En formulant le contenu de l’évangile initial, Harnack ne mentionne pas le Christ, et il s’en explique dans des pages qui ont été très discutées. Le message de Jésus ne porte pas sur sa personne ; il ne s’annonce pas ou ne se prêche pas lui-même. En termes d’école, l’evangelium Christi, le « premier évangile » (celui qu’a formulé et annoncé Jésus lui-même) ignore l’evangelium de Christo (ce que disent de Jésus ses disciples et apôtres quand ils prêchent l’évangile) que Harnack appelle le « second évangile »[14]. « Le Père seul et non le Fils est partie intégrante de l’Évangile tel que Jésus l’a prêché » écrit-il (p. 178) en ajoutant toutefois, immédiatement après, que Jésus est son évangile [15] : il ne se contente pas de le proclamer, il en est « la réalisation personnelle et la force». L’évangile, c’est la prédication et la personne de Jésus. Harnack veut qu’on « n’oublie pas le fondateur au profit de son message ni le message au profit de fondateur » (p. 272). Il ne s’agit donc nullement d’écarter Jésus du message chrétien primitif ni d’amoindrir son importance. Paradoxalement on pourrait parler d’un christocentrisme non christologique. Jésus occupe une place fondamentale et décisive dans la foi évangélique ( evangelium Christi); pourtant, à proprement parler, il n’en est pas l’objet. Là aussi, on retrouve une tendance très présente dans le protestantisme libéral où un fort attachement à Jésus se combine avec un refus des dogmes qui le concernent.

2. Après le temps de Jésus, Harnack analyse les principales formes qu’a prises à travers les siècles le christianisme.

À la prédication de Jésus succède celle des disciples et apôtres. Elle met l’accent sur la mort et la résurrection de Jésus. Dans la période initiale, l’évangile est essentiellement une prédication et une personne ; l’importance décisive de Jésus vient de ce qu’il illustre et incarne sa prédication. Dans la période apostolique, l’évangile est avant tout un « événement » celui du vendredi saint et de Pâques ; Jésus a une importance décisive parce qu’il est le seigneur crucifié et ressuscité. Ce « second évangile » (evangelium de Christo) n’élimine pas le « premier » ( evangelium Christi), mais l’englobe et l’élargit. Paul est le personnage dominant de « l’époque apostolique ». Son œuvre est considérable. Tout en conservant l’Ancien Testament, il « a fait sortir la religion chrétienne du judaïsme » (p. 200) et lui a donné une portée universelle. Cette entreprise, à bien des égards « téméraire » (p. 202), était légitime ; elle se situe bien dans le prolongement du « premier » évangile. Elle a permis de repousser le polythéisme, de combattre le dualisme et d’éliminer la religion politique. En contrepartie, sans à proprement parler les entraîner nécessairement, elle a ouvert la porte à de fâcheuses évolutions : l’édification d’une Église du dogme et de la loi, l’hellénisation doctrinale du message évangélique.

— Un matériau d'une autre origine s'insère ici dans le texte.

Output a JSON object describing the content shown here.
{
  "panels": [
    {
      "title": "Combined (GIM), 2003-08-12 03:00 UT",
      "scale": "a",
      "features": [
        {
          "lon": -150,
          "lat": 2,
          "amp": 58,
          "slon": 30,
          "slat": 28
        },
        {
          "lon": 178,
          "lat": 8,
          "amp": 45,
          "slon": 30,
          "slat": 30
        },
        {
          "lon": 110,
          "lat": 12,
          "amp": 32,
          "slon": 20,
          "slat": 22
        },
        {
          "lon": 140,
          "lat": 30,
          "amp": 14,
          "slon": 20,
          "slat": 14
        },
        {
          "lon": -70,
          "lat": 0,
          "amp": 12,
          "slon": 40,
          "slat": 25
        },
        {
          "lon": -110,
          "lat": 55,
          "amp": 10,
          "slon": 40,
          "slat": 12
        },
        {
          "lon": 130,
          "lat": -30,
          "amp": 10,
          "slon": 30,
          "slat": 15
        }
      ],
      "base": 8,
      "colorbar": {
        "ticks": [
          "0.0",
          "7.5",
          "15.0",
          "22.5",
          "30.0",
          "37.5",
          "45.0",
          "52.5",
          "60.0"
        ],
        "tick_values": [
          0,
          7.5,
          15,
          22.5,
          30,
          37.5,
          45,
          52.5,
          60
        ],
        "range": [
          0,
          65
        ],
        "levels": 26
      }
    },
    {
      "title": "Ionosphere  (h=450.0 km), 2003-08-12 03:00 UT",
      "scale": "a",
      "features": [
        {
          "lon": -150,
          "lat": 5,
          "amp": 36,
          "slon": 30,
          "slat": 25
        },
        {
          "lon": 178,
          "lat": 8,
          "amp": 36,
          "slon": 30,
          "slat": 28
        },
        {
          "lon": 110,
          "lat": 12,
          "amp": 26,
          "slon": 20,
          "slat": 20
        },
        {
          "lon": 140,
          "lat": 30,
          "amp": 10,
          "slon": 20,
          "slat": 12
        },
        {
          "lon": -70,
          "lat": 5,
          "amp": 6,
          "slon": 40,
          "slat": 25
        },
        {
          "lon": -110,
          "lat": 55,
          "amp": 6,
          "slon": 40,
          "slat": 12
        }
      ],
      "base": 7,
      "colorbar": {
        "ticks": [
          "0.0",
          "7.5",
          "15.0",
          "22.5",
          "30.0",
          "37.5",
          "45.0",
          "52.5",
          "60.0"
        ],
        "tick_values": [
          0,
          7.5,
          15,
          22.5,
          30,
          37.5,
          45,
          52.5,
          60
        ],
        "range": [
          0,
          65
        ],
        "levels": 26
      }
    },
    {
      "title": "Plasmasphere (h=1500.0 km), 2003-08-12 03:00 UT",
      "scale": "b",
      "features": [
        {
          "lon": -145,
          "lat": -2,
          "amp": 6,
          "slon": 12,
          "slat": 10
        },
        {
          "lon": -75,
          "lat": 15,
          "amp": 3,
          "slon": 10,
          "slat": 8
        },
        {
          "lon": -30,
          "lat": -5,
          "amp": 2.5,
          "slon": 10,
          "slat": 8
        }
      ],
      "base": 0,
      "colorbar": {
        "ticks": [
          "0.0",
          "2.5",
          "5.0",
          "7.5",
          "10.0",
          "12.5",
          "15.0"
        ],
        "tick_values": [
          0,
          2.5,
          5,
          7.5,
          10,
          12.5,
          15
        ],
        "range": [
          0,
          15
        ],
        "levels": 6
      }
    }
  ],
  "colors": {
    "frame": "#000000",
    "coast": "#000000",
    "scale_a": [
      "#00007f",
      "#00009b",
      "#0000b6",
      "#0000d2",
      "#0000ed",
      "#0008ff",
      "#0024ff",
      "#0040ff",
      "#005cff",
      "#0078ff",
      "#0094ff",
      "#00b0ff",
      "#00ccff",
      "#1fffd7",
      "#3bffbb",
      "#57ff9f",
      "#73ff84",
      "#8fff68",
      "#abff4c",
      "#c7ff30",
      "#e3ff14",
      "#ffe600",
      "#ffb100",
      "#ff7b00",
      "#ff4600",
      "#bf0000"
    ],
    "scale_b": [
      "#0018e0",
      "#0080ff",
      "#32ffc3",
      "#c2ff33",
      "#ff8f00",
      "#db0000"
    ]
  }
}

Ensuite, vient l’examen des trois grandes versions historiques du christianisme : l’orthodoxe orientale (ou « catholicisme grec »), la catholique romaine et enfin la protestante. Dans chaque cas, après une description de ce qui a été accompli ou réalisé, Harnack dresse un bilan qui s’efforce à l’objectivité : quels sont les problèmes qu’il a fallu résoudre, quelles transformations a-t-on apportées à l’évangile primitif et qu’en a-t-il été conservé ? Si la balance penche évidemment en faveur du protestantisme, Harnack a le souci de rendre justice aux autres versions du christianisme ; en toutes subsiste quelque chose de la « religion chrétienne », mais aucune n’échappe à des déformations. L’orthodoxie orientale, très sévèrement jugée, tombe dans un traditionalisme, un doctrinarisme et un ritualisme plus païens que chrétiens ; elle maintient, cependant, « bien que dans une mesure très restreinte, la connaissance de l’évangile » et le monachisme y représente une authentique expérience spirituelle. Le catholicisme romain a eu une action civilisatrice et éducative importante ; il a assuré l’indépendance de l’Église vis-à-vis de l’État ; par contre, il a développé un impérialisme et un cléricalisme contraires à l’évangile ; il a pourtant formé des saints et développé une piété profonde. Le protestantisme a amené un renouveau religieux important ; il est une réformation en ce qu’il a purifié et recentré la piété (autrement dit la relation vécue avec Dieu et l’expérience du salut) ; il est une révolution en ce qu’il a détruit le système hiérarchique et sacerdotal édifié par le Moyen Age. Mais cette œuvre positive a été accomplie aux prix d’une rupture de l’unité de l’Occident et il n’a pas tiré toutes les conséquences du bouleversement qu’il a initié (p. 260, 266).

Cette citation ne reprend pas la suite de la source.